Attempt: We can rewrite $a_n$ as follows: $$a_n = \frac{1}{n}(\sum_{i=1}^{n}l_i – n\log_2n) = \frac{1}{n}(\sum_{i=1}^{n}l_i – \sum_{i=1}^{n}\log_2n) = \frac{1}{n}\sum_{i=1}^{n}(l_i – \log_2n)$$ It seems that condition $(1)$ imposes some constraint on the growth of $l_i – \log_2n$ for large $n$. If we can compare this growth with $n$, it would be possible to find the limit.
Background: This question comes from information theory. A prefix-free code satisfies Kraft inequality which is $(1)$. For a source with uniform distribution on $n$ symbols the entropy is $\log_2n$. Also the average length of code for this source is $$\sum_{i=1}^{n}p_il_i = \frac{1}{n}\sum_{i=1}^{n}l_i$$ So the redundancy in code can be computed as $(2)$.
Best Answer
Let $b_k = 2^{-l_k}$, or $l_k = -\log_2 b_k$. Then
$$ \begin{align} a_n&=-\frac{1}{n}\sum_{k=1}^{n} \log_2 b_k - \log_2 n \tag{1}\\ &=-\frac{1}{n}\sum_{k=1}^{n} \log_2(k \,b_k) +\frac{1}{n} \sum_{k=1}^{n}\log_2 k - \log_2 n \tag{2}\\ &=\frac{1}{n}\sum_{k=1}^{n} \log_2 \frac{1}{k \,b_k} +O(1) \tag{3}\\ &\ge \log_2 \frac{n}{\sum_{k=1}^{n} k b_k} +O(1) \tag{4} \end{align} $$
where in $(2)\to (3)$ we've used $\sum_{k=1}^{n} \log_2(k) = \log_2 (n!) = n \log_2 n - n \log_2 e +O(\log n)$.

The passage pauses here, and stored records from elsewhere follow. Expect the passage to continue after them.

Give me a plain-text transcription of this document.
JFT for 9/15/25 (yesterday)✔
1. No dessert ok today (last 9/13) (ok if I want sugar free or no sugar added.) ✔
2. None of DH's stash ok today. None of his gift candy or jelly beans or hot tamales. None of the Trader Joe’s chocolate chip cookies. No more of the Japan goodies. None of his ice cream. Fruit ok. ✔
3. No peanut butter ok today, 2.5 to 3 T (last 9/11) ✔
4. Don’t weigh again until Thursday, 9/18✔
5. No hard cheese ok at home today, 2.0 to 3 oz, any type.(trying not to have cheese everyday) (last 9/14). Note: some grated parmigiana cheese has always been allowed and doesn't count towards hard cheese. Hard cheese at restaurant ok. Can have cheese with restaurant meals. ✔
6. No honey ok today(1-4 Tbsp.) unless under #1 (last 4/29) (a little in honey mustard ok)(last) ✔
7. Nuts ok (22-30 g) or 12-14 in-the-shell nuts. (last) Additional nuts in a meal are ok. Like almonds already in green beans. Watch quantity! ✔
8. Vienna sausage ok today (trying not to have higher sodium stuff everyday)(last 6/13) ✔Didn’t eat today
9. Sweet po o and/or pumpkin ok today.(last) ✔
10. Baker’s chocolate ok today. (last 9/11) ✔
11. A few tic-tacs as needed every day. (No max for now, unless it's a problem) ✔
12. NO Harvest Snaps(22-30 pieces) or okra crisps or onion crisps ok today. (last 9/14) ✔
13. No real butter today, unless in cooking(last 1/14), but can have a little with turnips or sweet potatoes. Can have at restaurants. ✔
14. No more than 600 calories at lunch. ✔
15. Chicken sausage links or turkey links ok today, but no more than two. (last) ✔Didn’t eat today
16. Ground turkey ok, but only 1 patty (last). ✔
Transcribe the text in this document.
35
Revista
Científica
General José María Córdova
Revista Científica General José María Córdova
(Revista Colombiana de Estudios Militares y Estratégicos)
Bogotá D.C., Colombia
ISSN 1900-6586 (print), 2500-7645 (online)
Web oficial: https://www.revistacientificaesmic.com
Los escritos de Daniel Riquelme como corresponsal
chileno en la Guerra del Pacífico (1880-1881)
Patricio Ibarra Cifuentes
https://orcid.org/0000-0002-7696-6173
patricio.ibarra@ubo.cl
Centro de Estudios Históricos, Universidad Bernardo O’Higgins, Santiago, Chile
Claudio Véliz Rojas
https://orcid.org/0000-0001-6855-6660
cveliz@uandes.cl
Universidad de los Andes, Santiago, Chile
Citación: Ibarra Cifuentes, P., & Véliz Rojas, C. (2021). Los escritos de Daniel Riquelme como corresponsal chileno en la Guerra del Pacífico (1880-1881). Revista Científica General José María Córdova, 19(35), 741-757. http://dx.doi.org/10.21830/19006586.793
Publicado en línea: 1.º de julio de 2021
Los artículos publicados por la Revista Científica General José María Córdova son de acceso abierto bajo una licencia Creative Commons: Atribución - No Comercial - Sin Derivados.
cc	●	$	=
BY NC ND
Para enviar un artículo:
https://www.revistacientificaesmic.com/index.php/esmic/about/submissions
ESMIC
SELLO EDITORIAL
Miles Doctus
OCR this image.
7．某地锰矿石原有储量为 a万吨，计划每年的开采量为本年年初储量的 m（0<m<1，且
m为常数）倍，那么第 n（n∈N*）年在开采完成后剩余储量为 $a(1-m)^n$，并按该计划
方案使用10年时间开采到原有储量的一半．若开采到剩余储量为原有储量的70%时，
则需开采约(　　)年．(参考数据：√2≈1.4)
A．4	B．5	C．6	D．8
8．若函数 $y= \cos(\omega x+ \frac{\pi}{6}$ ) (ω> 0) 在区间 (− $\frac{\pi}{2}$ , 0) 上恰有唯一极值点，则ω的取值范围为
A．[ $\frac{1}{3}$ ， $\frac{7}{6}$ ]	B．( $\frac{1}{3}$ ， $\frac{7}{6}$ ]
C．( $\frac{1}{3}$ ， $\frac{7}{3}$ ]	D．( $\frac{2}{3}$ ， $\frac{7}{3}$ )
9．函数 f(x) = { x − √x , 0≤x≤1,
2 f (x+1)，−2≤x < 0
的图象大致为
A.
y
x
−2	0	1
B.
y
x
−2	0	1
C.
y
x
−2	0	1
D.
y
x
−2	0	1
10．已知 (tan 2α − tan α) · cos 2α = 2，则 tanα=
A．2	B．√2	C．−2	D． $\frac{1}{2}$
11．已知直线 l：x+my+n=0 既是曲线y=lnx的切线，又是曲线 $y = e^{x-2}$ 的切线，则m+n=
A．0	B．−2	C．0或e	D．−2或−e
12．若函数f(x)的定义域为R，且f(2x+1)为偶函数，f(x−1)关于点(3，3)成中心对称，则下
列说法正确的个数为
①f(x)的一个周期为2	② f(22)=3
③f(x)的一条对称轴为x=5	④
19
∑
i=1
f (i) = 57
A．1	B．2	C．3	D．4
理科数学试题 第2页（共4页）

And for $(3)\to (4)$ we've used the log-sum inequality.
Let $B = \sum_{k=1}^\infty b_k \le 1$
If $B=1$, then $b_k$ represents a discrete distribution function. In that case we have
$$ \frac{1}{n} \sum_{k=1}^n k \, b_k \to 0$$
as $n \to \infty$ (proof here). Hence $a_n$ in $(4)$ diverges.
This also (a fortiori) applies for $B<1$.